One commit = one change
Juan Manuel Palacios
jmpp at macports.org
Tue Mar 6 12:50:39 PST 2007
On Mar 5, 2007, at 11:22 PM, Yves de Champlain wrote:
> Le 07-03-05 à 20:27, Ryan Schmidt a écrit :
>> Dear MacPorts committers,
>> I've seen a lot of commits to portfiles that do more than one thing.
>> For example, a commit that updates the port to a new version, adds a
>> new variant, and changes the indentation of the entire file. This
>> makes it incredibly difficult to see what actually changed, and I
>> would very much appreciate it if we could get into the habit of
>> committing each logical change separately.
>> For example, if you want to change the indentation of the file, do
>> only that, then commit it, with a log message that says you're
>> changing the whitespace. If you want to upgrade to a new version, do
>> just that, and commit it with an appropriate log message. If you want
>> to add a variant, do that, and commit it. This way it is much easier
>> to look through the Subversion log and especially the diffs and see
>> what was changed and why. If you do it all at once in a single
>> commit, especially whitespace changes which like to affect every
>> line, it's very difficult to see what was really changed, and this
>> hinders people like me who are trying to learn more about MacPorts,
>> portfiles, and compiling software in general.
>> Hand in hand with the idea of one change per commit is the idea of
>> accurate log messages. Your Subversion log message should say exactly
>> what you changed.
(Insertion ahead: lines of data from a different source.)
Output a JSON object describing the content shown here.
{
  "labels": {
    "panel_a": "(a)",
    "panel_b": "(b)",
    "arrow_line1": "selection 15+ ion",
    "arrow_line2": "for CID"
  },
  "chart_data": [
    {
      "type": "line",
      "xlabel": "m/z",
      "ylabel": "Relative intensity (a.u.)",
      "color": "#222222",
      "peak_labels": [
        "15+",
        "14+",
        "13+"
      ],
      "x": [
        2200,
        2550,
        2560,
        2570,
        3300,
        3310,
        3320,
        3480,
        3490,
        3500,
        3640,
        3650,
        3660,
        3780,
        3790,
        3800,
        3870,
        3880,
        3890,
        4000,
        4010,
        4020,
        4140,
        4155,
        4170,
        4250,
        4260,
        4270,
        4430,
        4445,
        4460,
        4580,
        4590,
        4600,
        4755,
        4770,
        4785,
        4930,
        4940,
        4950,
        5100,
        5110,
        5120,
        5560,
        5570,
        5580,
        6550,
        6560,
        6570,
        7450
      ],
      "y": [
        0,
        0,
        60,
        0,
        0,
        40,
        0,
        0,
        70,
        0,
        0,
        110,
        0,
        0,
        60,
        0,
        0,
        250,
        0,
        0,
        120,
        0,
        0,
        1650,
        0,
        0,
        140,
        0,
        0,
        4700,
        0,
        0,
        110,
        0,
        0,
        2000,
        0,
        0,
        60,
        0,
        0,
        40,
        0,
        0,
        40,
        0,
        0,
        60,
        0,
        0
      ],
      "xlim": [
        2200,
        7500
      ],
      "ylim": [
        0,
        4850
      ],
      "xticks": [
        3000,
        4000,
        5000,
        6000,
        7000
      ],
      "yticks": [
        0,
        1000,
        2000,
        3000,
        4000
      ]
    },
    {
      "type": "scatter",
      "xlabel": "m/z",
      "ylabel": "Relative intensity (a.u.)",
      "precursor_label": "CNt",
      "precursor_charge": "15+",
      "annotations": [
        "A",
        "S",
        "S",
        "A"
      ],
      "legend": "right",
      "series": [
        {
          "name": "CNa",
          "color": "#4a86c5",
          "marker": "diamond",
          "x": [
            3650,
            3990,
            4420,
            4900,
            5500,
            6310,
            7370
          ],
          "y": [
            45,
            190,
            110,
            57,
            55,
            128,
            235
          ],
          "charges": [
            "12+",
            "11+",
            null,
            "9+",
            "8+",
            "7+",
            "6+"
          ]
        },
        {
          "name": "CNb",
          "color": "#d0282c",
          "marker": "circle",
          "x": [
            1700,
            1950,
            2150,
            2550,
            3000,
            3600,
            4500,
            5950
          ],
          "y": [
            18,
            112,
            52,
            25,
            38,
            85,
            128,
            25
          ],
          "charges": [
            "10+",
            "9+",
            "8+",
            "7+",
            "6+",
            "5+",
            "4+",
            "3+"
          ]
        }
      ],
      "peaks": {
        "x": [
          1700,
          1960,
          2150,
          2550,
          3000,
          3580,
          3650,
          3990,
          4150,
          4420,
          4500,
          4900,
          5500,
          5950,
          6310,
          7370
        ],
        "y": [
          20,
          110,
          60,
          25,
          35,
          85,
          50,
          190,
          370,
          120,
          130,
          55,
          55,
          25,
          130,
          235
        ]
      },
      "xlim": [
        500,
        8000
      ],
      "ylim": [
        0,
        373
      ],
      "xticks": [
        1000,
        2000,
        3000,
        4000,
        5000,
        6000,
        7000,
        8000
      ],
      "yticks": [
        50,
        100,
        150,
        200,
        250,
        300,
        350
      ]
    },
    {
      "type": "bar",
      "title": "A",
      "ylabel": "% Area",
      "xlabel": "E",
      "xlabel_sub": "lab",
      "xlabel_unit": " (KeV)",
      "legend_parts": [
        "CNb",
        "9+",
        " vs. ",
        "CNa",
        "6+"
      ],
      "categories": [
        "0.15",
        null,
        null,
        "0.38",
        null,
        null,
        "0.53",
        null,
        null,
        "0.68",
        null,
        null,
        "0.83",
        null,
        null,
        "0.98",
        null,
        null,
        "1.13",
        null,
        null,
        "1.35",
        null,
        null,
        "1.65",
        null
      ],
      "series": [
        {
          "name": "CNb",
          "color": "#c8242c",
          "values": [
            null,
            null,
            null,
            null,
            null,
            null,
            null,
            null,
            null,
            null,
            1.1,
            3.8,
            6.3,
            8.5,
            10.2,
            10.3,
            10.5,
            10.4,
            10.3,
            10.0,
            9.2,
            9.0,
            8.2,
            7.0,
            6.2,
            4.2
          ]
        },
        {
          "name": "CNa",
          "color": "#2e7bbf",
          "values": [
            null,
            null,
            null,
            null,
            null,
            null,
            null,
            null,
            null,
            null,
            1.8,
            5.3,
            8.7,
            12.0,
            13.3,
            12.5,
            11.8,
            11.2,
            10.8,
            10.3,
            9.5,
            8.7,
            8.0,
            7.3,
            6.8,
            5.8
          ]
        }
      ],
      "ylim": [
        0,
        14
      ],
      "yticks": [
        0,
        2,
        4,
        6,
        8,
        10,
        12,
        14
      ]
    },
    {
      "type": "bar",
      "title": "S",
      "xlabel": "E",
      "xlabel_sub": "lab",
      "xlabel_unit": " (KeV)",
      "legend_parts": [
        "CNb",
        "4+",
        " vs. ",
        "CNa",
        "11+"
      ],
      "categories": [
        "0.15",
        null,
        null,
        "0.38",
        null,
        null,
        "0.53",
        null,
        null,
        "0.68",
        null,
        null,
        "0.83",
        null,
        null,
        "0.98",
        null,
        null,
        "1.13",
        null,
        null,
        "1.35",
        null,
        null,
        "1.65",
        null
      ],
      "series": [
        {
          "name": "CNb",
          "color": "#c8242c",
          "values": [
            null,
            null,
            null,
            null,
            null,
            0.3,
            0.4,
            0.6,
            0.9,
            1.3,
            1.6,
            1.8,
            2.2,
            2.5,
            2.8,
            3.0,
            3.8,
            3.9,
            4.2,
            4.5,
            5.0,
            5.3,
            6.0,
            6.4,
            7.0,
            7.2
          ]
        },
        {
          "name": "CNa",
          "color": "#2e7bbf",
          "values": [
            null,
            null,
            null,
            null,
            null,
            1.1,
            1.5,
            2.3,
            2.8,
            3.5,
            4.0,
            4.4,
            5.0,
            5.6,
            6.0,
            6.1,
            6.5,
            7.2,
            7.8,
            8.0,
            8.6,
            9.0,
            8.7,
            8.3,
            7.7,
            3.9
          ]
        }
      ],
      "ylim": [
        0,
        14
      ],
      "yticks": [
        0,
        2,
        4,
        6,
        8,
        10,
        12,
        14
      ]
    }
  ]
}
Don't omit anything!
This is a logical and sane petition by Ryan that we should all try to
meet to guarantee the best communication possible between us all.
However, as many of you have pointed out already, it is difficult to
achieve and therefore a balance should be sought, chiefly what Yves
points out below: sometimes one change per commit makes no sense and
might even be impossible, sometimes that's exactly what the type of
change mandates; all in all, I believe the moto should be "one logical
block of changes == one commit", that logical block of changes be
whatever the maintainer was working on as the next & inseparable
feature set of the Portfile (version upgrade, version upgrade & new
variants, just new variants & new maintainer promoting them, whatever),
but no more than that.
Needless to say, the log message should be as detailed as possible,
but concerning only the changes made to the Portfile, not the ported
(or upgraded, or revised, or whatever...) software. Citing the mpfr
example given somewhere in this thread, a commit log detailing what
each added patch does would be totally overkill; instead, a log simply
listing the added patches and, if available, providing URLs to
descriptions on each of them would be preferable.
Regards to all and thanks for bringing this topic up, this is the type
of thing we need to discuss as a group to improve our communication
flow! All the best,...
> This sure makes sense, but it does not really fit with how a Portfile
> is worked. For example, I recently updated e17 stuff and had to
> change versions, dependencies, configure environment and arguments,
> and I finally decided to also opt in as maintainer. But there is no
> "logical order" to do this. 1 commit / change would have meant
> artificially creating many versions of the Portfiles afterwards with a
> few changes in each one.
> However, it is true log messages should be very clear as to what is
> happening. i.e.
> bump to version ...
> change configure.env ...
> change deps ...
> change configure.args ...
> change maintainer ...
> Lots of changes, but everything is written clearly.